UN ITINERARIO SPETTRALE NEL BORGO DI MONTERANO





L’intero paesaggio di Monterano, oggi salvaguardato da una riserva naturale, appare nel complesso simile agli scenari descritti da dante nell’inferno.

In pochi chilometri si alternano paesaggi totalmente differenti tra loro e spesso contrastanti, ma tutti caratterizzati da un aspetto insolito e minaccioso.

All’inizio il sentiero risale una forra, correndo ai fianchi di un torrente dalle rosse acque, mosso da laghetti e cascate, e incedendo sinuoso tra enormi blocchi di pietra che giacciono nelle posizioni più stravaganti, attorniati da una vegetazione che rimanda il pensiero molto più alla jungla che ad un bosco italiano.
D’un tratto poi l’ambiente muta completamente ed il percorso sfocia su un’arida spianata in cui ribolliscono numerose sorgenti sulfuree attorniate dai cunicoli di una vecchia miniera: dall’alto domina la scena una rupe che sembra riprodurre un volto umano sogghignante.

Poco oltre, il paesaggio cambia ancora: torna il bosco (benché molto più “ordinato”del precedente) e si attraversa una scura tagliata etrusca che porta il visitatore sorpreso e affascinato sull’altopiano sommitale, da cui iniziano a scorgersi gli imponenti resti della “città morta”, affiancati da un maestoso acquedotto.
borgo monternao
La passeggiata tra le case e i monumenti diruti risulta, d’altro canto, non meno singolare e non meno ricca di elementi fantastici. Stupisce ad un certo punto, giunti sotto le arcate del palazzo baronale degli Altieri, la visione di un grande leone scolpito sul sommo di una fontana che riproduce uno scoglio, opera, questa (come altre nel borgo), del genio del Bernini, e che per il suo carattere estroverso, è detta la Fontana “Capricciosa”.

Sempre berniniano è infine il Convento di San Bonaventura (al cui interno cresce un albero dalle ampie fronde), l’edificio più noto di Monterano, che appare sullo sfondo di un grande pianoro, ed il cui sguardo d’insieme costituisce il momento culminante di quest’itinerario spettrale.

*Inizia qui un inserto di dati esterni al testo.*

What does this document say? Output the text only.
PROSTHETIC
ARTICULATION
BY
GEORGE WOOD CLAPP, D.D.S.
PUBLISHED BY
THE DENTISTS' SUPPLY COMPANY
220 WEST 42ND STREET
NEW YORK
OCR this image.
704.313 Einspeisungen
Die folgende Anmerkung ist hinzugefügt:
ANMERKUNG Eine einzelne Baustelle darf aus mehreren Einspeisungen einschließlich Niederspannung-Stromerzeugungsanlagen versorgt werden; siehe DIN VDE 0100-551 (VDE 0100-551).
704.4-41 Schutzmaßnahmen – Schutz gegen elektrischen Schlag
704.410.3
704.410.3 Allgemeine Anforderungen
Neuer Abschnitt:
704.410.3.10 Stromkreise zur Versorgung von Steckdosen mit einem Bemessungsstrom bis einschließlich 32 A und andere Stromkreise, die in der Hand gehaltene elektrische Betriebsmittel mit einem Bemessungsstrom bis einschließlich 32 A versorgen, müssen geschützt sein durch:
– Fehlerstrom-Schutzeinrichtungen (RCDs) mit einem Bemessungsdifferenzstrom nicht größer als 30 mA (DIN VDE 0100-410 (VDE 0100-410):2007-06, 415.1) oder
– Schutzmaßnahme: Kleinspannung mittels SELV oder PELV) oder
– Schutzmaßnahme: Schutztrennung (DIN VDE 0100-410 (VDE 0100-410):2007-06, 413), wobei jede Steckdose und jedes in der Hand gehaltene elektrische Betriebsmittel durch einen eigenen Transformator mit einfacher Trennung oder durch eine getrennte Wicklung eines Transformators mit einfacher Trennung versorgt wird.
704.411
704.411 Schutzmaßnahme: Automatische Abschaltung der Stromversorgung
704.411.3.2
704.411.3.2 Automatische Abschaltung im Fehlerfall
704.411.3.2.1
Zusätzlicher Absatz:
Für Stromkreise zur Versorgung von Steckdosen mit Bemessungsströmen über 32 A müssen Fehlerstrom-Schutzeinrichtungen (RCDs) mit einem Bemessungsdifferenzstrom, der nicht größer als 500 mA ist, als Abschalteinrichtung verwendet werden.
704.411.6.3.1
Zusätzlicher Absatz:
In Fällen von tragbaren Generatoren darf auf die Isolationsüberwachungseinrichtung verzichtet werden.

Appunti di Viaggio e Informazioni Turistiche

Comune di Canale Monterano
Piazza del Campo 9
00060 Canale Monterano (RM)
E-mail: info@comune.canalemonterano.rm.it
Sito web: www.comune.canalemonterano.rm.it


Riserva Naturale Regionale Monterano
Piazza Tubingen, 1
00060 Canale Monterano (RM)
Tel. +39 06.99.62.724
Fax. +39 06.99.64.566
Sito Web:
www.monteranoriserva.com


Modalità di visita

La visita alla Riserva di Monterano e alle Rovine del Borgo è libera.


Cosa visitare nei dintorni del Borgo di Monterano

Canale non presenta elementi architettonici rilevanti quindi si consiglia di proseguire sulla strada per Sasso, e visitare i Sassoni della Furbara: due enormi scogli solitari che si ergono in una campagna ondulata alle pendici dei Monti della Tolfa. Non lontano è il borgo di Bracciano con il suo Castello Odescalchi.


Come arrivare

Da Roma prendere la S.S. Cassia (S.S. 2) e proseguire lungo la via Braccianese. Giunti a Canale Monterano seguire le indicazioni della Riserva Naturale di Monterano su una stradina in discesa.